Single malts are whiskies made in a single distillery and are said to have a more uniform taste. On the other hand, blended whiskies are – as the name suggests – blended with other whiskies or flavours for a more diverse flavour profile. They’re often looked down on because, if not done right, the multiple flavours can clash and feel a bit discordant. But if done right, blended whisky is an art unto iself and can provide a completely unique and unparalleled drinking experience.

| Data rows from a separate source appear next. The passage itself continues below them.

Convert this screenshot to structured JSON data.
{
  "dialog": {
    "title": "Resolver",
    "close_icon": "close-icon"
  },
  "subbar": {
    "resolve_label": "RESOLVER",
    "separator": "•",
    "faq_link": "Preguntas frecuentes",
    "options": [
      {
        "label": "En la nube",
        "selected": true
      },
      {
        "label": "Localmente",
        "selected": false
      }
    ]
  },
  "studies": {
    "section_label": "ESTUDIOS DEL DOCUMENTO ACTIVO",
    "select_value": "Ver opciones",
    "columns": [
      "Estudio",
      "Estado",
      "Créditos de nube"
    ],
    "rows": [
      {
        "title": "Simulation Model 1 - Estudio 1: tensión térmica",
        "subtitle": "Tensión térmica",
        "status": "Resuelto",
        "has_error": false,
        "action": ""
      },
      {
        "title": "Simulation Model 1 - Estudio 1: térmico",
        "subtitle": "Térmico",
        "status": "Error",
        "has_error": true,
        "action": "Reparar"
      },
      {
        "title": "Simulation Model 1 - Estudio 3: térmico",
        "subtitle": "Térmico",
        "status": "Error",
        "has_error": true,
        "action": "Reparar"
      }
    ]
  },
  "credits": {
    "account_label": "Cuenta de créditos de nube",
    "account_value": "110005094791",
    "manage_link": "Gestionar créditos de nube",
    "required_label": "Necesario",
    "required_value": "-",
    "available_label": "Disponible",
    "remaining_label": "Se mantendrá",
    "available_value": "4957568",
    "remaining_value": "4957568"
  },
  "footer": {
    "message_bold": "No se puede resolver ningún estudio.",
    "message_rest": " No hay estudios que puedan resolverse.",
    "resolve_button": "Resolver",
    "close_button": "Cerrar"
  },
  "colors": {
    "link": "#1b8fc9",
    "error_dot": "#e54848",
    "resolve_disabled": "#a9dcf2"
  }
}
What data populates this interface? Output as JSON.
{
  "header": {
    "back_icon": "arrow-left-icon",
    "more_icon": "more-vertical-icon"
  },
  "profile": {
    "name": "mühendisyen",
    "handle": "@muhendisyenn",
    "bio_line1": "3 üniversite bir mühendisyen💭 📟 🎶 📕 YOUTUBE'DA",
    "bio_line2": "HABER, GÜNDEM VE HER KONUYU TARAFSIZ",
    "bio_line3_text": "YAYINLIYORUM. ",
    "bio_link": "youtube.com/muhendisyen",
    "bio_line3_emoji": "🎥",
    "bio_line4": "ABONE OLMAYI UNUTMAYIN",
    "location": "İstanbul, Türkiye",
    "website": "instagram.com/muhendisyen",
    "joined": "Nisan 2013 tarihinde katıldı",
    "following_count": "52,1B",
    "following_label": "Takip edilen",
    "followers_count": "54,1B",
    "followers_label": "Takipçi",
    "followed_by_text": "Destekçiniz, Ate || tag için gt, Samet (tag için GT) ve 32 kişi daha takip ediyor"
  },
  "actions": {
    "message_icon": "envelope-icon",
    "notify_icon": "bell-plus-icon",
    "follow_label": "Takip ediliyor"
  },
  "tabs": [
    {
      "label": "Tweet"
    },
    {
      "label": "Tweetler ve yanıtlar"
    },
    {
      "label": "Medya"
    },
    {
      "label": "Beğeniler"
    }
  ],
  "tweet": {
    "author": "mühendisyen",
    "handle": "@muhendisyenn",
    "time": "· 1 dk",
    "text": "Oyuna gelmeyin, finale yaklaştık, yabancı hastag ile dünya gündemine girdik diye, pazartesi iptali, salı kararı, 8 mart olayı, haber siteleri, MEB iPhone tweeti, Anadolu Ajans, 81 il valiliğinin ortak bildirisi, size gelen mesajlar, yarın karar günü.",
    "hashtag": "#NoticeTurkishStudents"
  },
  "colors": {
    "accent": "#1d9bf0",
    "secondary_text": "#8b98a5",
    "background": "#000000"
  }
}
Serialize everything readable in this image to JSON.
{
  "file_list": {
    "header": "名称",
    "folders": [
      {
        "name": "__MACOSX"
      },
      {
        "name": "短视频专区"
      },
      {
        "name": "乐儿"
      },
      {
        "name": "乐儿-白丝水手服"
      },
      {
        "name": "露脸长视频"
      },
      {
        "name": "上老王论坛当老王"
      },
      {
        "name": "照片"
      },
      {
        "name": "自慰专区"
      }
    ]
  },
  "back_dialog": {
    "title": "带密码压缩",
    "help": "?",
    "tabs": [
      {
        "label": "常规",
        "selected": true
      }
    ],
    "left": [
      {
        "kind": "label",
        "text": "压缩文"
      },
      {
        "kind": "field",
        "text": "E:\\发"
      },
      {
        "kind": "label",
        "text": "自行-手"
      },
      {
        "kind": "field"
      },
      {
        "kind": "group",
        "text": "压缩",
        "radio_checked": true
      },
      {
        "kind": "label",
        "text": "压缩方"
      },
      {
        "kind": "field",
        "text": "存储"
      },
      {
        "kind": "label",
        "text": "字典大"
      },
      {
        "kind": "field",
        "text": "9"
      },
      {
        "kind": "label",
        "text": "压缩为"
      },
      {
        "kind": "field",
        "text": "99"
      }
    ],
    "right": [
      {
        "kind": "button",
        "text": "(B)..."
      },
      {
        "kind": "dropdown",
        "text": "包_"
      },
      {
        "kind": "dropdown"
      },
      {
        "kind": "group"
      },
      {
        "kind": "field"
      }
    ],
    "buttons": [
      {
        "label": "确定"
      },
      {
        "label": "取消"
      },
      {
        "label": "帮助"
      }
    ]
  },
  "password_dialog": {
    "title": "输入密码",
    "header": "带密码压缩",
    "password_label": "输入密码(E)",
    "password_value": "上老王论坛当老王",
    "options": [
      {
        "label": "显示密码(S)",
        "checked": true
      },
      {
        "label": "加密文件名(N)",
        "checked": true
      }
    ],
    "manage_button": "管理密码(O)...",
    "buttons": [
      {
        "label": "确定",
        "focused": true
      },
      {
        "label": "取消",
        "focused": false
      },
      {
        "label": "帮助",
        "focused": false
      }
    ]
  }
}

Myth #4: Sherry Aged Scotch Tastes Like Sherry

Now this one might seem confusing, because by all logical standards, whisky aged in casks that used to contain sherry, should be forgiven for tasting a bit like sherry. But that’s not the case, so if you’ve been avoiding them for this reason, maybe its time to rethink that. As with other aged whiskies, it’s the oak barrels themselves and not the sherry that dictates the flavour and they usually result in a subtle and refined finish, rather than a sweeter one as some might expect. 

Myths About Whisky

Myth #5: Whisky Should Be Had Neat

While it’s definitely true that some whiskies, especially ones that are aged well and designed for sipping, would shine best when sampled neat or at most over ice, it’s definitely not a rule for all. Many whiskies, especially blended ones are designed with multiple layers of flavour and intended to be mixed with soda or as part of a cocktail. There are even some like the Johnnie Walker Blonde Blended Scotch that are intended to be mixed with carbonated drinks and enjoyed as a long cocktail on a hot summer day.

Myth #6: Whisky Is An ‘Old Man Drink’

It’s true, whisky has developed a reputation as the drink of choice for older men (probably wearing jackets with elbow patches), but its appeal is quickly evolving. The magic of fine whisky is quickly becoming an open arena. Aside from the resurgence of classic cocktails like the whisky sour and the introduction of a whole host of new , innovative cocktail offerings at trendy bars around the world, there’s a distinct shift in the way whisky is approached overall. It’s no longer limited to any one type or occasion, it’s just there to be enjoyed.